En otro sentido, se puede agregar que la cenodoxia constituye una perversión de la naturaleza — entendiéndose esta palabra en un sentido más general y designando todos los bienes que el hombre ha recibido de Dios, ya se trate de sus cualidades naturales o adquiridas, o de sus virtudes, o también de los bienes materiales que posee-. Usando de ellos para su propia gloria, en lugar de hacerlos servir exclusivamente a la gloria de Dios, el hombre dice s.
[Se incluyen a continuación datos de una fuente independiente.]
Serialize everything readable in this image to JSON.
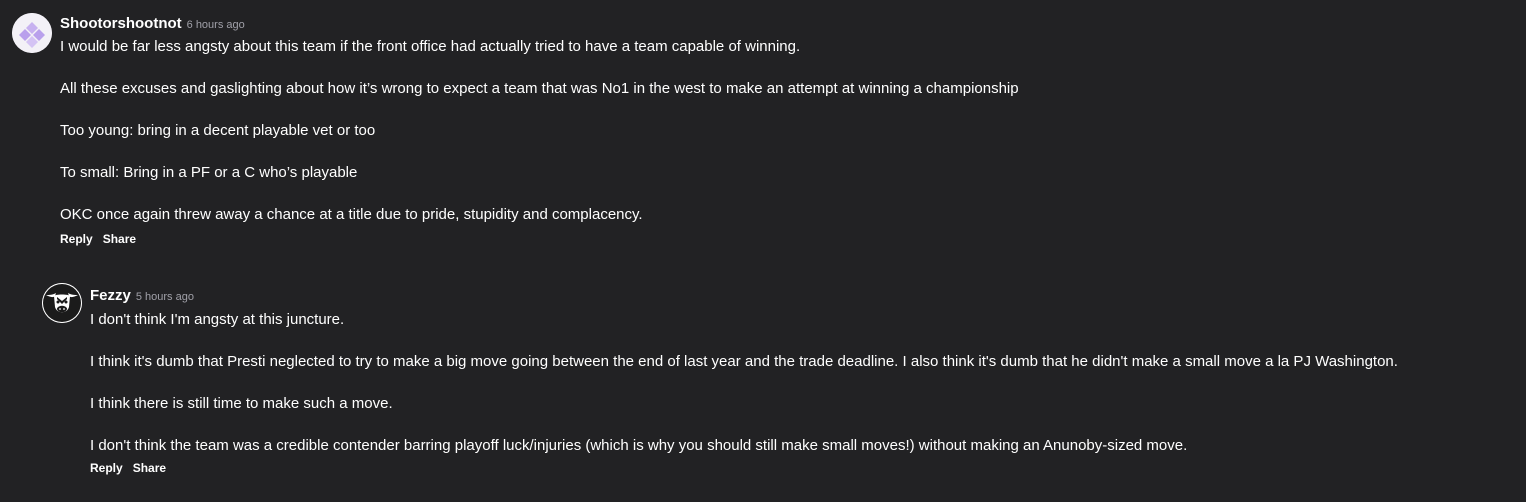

Máximo, «falsifica la naturaleza y la virtud misma». Él explica claramente que la ostentación, compuesta de cenodoxia y orgullo, «tiene para la naturaleza la aversión alienante con la cual maneja contra natura, para el mal uso, todas las cosas de la naturaleza».
La cenodoxia sumerge al hombre en la ilusión y el delirio: este es uno de sus efectos patológicos fundamentales, que justifica que también sea a menudo calificada de «locura» por los Padres.
La cenodoxia revela que el hombre deja de tener fe en Dios, constatan los Padres, siguiendo en esto la enseñanza de Cristo mismo que pregunta: «¿Cómo pueden creer ustedes, que sacan gloria los unos de los otros y no buscan la gloria que viene sólo de Dios?» (Jn. 5, 44). Traduce, por el contrario, un apego al mundo: aquel al que ella afecta empieza a tener fe en los hombres de los cuales espera atención, estima, admiración, alabanzas, y en todo lo que es susceptible de suscitar en ellos esas actitudes respecto de él. Por esto s. Juan Clímaco califica al vanidoso de idólatra, lo mismo que s. Macario que observa: «Los hombres que hacen su propio elogio, son sus propios dioses».